# Best Snow Removal Contractor in Toledo Area



## Ronald Slapp (Dec 4, 2003)

I want to meet and greet this company owner.


----------



## scott browne (Oct 21, 2004)

ODOT runs a nice scam


----------



## Mick (May 19, 2001)

scott browne said:


> ODOT runs a nice scam


What in the world does this have to do with the original post?


----------



## scott browne (Oct 21, 2004)

simply saying ODOT has a large and profitable snow removal operation


----------



## Mick (May 19, 2001)

I doubt it, but what does that have to do with "Best Snow Removal Contractor in Toledo Area"?

The State does not qualify as a "Contractor". It is not in business and generates no revenue.
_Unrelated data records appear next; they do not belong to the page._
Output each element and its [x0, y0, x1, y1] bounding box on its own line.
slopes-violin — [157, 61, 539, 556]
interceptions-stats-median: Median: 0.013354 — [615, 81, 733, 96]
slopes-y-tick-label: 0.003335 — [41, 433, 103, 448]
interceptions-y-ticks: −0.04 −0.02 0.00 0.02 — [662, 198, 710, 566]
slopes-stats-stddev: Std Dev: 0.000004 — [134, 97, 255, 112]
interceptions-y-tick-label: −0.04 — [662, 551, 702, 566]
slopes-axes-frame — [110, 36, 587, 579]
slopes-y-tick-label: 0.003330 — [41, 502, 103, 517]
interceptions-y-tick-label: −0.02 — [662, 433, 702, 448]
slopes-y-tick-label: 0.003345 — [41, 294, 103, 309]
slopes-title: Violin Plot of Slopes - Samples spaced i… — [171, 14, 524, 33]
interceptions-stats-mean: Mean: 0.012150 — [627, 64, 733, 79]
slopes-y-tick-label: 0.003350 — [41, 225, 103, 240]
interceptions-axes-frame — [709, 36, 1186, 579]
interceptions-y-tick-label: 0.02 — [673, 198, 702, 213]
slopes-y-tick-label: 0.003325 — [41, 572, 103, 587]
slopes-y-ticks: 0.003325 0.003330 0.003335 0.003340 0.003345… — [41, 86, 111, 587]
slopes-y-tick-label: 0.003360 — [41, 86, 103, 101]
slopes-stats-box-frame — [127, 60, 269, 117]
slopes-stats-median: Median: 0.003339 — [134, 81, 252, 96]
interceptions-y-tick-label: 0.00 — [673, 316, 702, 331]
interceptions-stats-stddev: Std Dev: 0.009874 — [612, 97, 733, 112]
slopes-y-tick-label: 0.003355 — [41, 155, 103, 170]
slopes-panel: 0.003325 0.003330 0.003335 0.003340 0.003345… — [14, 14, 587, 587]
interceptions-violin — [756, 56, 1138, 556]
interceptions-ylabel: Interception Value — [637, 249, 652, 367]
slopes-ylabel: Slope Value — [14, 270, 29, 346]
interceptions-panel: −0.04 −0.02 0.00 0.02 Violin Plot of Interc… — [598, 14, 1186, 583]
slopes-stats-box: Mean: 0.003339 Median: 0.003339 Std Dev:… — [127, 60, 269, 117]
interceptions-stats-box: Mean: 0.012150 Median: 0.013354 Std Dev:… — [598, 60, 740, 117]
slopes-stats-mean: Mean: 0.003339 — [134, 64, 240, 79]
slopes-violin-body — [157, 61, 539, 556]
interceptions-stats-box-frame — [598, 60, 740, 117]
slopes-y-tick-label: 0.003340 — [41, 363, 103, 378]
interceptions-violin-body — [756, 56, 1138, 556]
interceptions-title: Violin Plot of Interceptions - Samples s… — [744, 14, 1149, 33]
So it is in no way "profitable" and can never be unless the law is changed so anyone could hire the ODOT to plow snow.


----------



## Ronald Slapp (Dec 4, 2003)

I heard greensweep is a big one


----------



## Big Nate's Plowing (Nov 26, 2000)

top 5 IMO

Greensweep (50+ pcs equipment)
Elite (20 or so trucks)
Floralandscape (15 or so trucks)
McClerg - Kramer (15 or so trucks)
PJ Lawncare (10 or so trucks) (just to patronize my bud) pumpkin:


----------



## The Boss (Oct 22, 2003)

Ronald Slapp said:


> I want to meet and greet this company owner.


My question is why do you want to meet these people?


----------



## usabestsnoplowr (Nov 6, 2004)

If ODOT had to turn a profit they would be bankrupt.


----------